Grâce à Sizewell C et Hinkley Point C, la volonté du gouvernement est de développer la production nucléaire. Objectif : atteindre 24 GW d’énergie nucléaire d’ici 2050, ce qui permettrait de couvrir environ 25 % de la demande d’électricité du pays prévue pour cette même période. Pour cela, l’exécutif a fixé, dans sa feuille de route « Civil Nuclear Roadmap to 2050 », un déploiement continu de 3 à 7 GW tous les 5 ans à partir de 2030.

Pour y parvenir, le gouvernement mise aussi sur les petits réacteurs nucléaires (dits « SMR » pour « small modular reactor » en anglais). Moins chers et donc plus faciles à financer que des centrales classiques, ils sont cependant encore loin d’être au point.

2 milliards d’économies

Lorsque Sizewell C sera mise en service, « une analyse montre que le projet pourrait générer des économies de 2 milliards de livres sterling par an sur le futur système électrique (…) ce qui se traduira par une électricité moins chère pour les consommateurs », met en avant le gouvernement dans un communiqué.
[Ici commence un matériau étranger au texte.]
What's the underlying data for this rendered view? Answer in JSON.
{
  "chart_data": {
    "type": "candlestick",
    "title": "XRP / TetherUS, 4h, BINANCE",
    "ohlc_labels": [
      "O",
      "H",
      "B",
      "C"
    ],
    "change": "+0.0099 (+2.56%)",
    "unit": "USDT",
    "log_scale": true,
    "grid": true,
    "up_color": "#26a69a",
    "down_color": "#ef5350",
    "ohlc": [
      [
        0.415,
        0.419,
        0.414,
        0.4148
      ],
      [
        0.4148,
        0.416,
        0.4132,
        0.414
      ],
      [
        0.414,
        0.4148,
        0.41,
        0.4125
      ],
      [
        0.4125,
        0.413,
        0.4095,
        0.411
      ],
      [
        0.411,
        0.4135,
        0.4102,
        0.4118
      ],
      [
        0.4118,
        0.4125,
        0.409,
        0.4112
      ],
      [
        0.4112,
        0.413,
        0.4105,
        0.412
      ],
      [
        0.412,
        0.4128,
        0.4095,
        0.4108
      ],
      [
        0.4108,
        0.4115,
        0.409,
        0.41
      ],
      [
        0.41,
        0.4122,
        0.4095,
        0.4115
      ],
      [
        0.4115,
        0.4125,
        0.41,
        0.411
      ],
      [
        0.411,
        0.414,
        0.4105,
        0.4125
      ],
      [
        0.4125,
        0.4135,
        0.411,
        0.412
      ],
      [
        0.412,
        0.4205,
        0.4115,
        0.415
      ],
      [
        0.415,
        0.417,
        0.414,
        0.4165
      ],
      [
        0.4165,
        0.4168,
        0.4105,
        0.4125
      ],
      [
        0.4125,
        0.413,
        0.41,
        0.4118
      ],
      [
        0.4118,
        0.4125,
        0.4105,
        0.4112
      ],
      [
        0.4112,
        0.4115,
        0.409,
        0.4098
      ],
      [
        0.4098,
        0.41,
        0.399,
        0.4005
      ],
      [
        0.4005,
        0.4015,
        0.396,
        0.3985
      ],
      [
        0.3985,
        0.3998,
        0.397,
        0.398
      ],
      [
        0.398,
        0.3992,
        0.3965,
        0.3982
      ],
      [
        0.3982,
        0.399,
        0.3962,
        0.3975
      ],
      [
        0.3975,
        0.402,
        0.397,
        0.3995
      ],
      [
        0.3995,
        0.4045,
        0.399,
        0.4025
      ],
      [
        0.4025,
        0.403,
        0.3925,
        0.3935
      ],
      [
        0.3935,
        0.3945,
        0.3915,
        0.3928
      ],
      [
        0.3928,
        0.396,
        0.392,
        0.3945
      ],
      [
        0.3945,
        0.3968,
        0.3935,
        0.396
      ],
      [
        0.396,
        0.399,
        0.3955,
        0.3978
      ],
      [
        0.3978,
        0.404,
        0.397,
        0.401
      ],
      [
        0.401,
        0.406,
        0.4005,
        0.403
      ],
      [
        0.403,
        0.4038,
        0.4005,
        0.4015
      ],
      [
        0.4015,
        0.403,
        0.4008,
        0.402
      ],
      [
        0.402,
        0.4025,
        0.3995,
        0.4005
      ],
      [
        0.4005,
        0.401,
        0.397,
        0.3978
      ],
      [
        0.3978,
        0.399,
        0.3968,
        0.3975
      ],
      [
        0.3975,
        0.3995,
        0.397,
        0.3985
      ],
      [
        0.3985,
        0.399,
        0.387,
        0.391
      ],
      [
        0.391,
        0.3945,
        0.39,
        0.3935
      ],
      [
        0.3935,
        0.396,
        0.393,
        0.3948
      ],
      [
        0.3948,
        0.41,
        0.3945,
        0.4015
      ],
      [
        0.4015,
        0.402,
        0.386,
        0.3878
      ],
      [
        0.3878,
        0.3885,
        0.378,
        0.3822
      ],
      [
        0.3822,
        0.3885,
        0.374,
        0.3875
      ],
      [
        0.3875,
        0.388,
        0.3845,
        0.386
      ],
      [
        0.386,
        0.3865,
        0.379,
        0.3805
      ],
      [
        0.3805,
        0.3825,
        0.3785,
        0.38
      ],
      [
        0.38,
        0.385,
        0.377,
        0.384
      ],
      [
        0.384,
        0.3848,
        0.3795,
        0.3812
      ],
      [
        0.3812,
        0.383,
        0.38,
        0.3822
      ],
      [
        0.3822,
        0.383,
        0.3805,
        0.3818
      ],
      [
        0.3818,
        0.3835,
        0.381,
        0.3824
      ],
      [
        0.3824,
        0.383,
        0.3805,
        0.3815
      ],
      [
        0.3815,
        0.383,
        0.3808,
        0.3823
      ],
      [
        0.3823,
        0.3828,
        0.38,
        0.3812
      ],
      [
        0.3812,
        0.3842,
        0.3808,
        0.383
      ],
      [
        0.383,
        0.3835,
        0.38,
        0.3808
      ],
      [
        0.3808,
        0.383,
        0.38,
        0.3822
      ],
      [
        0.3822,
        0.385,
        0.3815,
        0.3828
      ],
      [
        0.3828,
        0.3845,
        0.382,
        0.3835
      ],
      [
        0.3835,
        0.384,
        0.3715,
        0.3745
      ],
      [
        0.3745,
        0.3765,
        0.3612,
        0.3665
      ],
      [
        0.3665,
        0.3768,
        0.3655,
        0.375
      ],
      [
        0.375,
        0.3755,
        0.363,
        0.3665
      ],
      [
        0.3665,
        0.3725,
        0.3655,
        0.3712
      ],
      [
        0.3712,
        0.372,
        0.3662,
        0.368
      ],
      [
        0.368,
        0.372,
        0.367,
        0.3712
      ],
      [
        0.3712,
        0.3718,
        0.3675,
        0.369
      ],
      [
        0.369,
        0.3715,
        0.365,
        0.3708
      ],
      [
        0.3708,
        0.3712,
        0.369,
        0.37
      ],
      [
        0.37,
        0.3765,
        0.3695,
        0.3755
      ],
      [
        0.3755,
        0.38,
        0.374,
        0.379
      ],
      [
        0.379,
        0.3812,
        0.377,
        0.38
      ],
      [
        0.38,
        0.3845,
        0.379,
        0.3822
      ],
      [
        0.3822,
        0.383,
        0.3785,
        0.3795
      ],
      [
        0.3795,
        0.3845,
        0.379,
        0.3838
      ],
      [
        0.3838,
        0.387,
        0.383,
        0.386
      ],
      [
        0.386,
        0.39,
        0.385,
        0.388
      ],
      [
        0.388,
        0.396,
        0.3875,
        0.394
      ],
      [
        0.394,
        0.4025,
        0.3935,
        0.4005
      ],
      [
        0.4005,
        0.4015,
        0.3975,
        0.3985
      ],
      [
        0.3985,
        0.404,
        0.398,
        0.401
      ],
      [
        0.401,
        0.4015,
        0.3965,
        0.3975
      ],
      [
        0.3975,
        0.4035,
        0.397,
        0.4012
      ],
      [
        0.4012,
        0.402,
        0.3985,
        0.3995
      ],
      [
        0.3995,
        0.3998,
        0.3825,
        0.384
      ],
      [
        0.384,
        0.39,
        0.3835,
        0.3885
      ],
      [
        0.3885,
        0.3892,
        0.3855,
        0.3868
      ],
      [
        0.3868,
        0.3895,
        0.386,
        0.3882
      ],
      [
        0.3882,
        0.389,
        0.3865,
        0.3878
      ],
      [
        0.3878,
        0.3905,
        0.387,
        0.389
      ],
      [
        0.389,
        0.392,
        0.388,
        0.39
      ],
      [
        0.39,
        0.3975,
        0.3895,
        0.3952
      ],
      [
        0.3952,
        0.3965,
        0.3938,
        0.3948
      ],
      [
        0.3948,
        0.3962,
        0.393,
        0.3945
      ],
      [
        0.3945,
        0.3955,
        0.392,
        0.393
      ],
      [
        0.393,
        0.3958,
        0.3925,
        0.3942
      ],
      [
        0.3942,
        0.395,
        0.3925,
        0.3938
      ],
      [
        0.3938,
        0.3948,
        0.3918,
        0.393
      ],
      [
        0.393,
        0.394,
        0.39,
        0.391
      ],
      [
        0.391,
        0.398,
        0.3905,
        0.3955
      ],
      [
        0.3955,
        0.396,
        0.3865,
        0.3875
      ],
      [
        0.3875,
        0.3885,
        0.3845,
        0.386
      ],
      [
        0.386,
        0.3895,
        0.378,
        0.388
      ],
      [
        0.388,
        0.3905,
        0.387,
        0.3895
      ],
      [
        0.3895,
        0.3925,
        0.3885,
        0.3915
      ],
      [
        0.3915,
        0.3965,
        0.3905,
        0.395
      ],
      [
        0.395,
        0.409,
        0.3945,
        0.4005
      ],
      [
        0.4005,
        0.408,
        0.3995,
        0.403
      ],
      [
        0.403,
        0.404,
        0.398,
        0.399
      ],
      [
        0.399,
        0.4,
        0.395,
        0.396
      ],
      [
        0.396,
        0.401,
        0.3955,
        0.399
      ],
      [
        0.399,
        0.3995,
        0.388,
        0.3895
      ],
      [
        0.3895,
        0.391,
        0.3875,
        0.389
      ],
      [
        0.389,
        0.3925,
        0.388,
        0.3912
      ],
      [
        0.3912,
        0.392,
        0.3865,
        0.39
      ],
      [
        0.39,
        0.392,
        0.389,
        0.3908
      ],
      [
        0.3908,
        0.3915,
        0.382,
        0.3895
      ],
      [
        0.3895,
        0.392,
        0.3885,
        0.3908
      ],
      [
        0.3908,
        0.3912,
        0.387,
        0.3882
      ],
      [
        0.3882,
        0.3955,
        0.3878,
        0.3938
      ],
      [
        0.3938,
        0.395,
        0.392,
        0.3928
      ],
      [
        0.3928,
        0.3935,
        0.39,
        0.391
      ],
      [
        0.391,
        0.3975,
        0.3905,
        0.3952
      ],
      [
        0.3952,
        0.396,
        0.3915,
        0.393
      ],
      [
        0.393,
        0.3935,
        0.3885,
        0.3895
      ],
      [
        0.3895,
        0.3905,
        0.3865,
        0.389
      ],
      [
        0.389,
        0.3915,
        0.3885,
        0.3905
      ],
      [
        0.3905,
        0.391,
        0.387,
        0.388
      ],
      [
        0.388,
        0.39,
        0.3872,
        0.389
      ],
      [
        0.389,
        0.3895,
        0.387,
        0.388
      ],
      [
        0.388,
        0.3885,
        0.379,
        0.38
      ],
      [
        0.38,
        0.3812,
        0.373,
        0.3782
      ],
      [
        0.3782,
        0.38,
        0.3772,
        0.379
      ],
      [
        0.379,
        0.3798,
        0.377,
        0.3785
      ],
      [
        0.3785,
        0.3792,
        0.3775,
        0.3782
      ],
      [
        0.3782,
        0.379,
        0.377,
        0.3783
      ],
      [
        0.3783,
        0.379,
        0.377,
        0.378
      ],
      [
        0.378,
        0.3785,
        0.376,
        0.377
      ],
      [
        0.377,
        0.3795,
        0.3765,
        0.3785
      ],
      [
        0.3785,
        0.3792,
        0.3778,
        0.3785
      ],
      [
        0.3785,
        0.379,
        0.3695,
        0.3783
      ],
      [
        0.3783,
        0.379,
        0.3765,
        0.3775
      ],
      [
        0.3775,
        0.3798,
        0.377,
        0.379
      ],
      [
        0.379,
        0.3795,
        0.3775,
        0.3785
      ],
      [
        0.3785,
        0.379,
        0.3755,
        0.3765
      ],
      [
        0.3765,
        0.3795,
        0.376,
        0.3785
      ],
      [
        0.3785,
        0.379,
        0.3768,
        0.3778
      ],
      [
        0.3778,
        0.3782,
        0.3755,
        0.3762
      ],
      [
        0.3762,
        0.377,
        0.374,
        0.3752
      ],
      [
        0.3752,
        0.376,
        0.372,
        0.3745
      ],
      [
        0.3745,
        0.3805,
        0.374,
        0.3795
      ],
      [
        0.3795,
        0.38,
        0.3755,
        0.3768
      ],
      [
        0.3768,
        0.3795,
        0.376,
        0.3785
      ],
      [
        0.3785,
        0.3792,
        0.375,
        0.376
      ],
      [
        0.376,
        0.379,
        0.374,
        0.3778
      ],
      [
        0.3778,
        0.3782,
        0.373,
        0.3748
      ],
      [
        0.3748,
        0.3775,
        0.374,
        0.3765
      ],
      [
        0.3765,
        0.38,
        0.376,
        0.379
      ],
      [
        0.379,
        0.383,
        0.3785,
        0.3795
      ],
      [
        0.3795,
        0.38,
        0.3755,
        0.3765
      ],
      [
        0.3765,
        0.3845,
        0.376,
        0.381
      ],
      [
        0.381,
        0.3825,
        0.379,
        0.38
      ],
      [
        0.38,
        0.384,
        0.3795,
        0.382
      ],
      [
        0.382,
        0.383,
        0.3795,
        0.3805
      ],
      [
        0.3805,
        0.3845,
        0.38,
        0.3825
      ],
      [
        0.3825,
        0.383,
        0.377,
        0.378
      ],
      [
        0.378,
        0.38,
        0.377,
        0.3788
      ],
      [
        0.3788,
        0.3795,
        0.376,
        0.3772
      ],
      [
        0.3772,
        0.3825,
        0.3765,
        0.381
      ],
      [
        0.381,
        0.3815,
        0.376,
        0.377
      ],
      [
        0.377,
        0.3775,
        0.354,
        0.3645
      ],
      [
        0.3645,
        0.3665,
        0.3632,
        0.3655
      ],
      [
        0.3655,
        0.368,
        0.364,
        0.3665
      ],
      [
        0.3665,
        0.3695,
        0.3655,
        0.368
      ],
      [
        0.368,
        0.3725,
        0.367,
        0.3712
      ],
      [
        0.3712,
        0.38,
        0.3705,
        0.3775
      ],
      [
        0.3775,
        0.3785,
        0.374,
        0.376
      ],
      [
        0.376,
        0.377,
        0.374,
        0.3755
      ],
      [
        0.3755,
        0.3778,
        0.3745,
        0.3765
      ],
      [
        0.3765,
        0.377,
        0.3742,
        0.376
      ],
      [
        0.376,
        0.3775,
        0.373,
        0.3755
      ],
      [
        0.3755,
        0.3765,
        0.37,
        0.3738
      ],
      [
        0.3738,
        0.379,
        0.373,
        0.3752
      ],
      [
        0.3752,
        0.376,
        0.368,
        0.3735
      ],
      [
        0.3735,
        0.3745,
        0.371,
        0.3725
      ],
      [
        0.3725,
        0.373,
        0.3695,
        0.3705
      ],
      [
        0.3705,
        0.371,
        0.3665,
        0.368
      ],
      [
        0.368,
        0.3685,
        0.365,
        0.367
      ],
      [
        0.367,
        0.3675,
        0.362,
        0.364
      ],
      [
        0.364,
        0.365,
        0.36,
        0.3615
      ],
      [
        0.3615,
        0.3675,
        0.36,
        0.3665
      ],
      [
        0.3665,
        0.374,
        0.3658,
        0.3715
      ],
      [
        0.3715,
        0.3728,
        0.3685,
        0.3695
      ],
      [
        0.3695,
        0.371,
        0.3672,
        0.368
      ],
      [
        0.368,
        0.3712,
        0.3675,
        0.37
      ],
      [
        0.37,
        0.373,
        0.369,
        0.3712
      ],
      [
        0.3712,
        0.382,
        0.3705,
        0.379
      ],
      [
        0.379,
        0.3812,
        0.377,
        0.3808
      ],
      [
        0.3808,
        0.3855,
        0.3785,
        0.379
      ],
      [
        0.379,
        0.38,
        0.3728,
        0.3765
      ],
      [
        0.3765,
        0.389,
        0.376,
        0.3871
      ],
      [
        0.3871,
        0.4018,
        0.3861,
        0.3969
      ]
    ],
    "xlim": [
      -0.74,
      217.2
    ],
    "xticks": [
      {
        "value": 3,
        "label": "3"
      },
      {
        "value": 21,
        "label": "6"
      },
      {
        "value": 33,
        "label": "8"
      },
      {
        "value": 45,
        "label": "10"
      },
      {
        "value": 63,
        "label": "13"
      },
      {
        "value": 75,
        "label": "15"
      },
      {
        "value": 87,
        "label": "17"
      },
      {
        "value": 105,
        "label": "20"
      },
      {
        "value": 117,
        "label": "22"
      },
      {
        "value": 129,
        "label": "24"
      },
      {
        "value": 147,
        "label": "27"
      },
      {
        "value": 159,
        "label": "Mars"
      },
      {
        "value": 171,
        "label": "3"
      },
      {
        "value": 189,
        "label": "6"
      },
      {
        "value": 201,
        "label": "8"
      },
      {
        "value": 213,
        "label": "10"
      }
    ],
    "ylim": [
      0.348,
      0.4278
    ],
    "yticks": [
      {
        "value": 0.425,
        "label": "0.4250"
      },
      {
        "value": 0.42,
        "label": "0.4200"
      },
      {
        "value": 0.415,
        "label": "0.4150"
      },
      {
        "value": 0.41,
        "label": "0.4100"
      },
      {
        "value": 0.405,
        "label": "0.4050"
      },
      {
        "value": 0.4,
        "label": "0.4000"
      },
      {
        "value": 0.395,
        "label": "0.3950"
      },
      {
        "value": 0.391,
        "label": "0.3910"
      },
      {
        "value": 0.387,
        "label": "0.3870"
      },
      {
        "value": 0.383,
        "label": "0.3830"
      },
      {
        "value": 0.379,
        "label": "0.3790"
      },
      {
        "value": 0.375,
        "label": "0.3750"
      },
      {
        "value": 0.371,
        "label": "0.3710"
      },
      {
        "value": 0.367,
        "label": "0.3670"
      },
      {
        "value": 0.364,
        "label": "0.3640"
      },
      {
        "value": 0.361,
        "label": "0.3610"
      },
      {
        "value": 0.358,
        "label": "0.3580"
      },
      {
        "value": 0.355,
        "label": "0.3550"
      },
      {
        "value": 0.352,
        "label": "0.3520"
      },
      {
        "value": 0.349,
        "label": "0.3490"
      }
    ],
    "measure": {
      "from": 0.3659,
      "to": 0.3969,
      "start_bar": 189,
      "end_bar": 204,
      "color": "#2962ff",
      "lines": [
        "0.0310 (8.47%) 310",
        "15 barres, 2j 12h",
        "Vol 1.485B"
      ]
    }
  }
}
Reste que le cadre financier, présenté ce mardi, a fait bondir les militants antinucléaires. Car les factures d’énergie des Britanniques contribueront au financement du projet dès le début du chantier, à hauteur d’ « environ 1 livre sterling par mois en moyenne pendant la durée de la construction », a reconnu Julia Pyke. Pour les opposants au projet, cela signifie « que les ménages pourraient être responsables des retards de construction et des dépassements de coûts de Sizewell C », relève le quotidien britannique The Guardian.

10 000 emplois directs

Le chantier de Sizewell C devrait générer 10 000 emplois directs au plus fort de la construction. À cela s’ajouteront « 60 000 autres dans la chaîne d’approvisionnement » et « 1 500 apprentis », selon les chiffres du bureau d’information du site. « Environ 70 % des dépenses du projet devraient être reversées à des entreprises britanniques », assure-t-il. Si bien que le gouvernement l’assure : « Le projet contribuera à relancer la croissance économique et à relancer la construction en Grande-Bretagne ». Le pays en a bien besoin.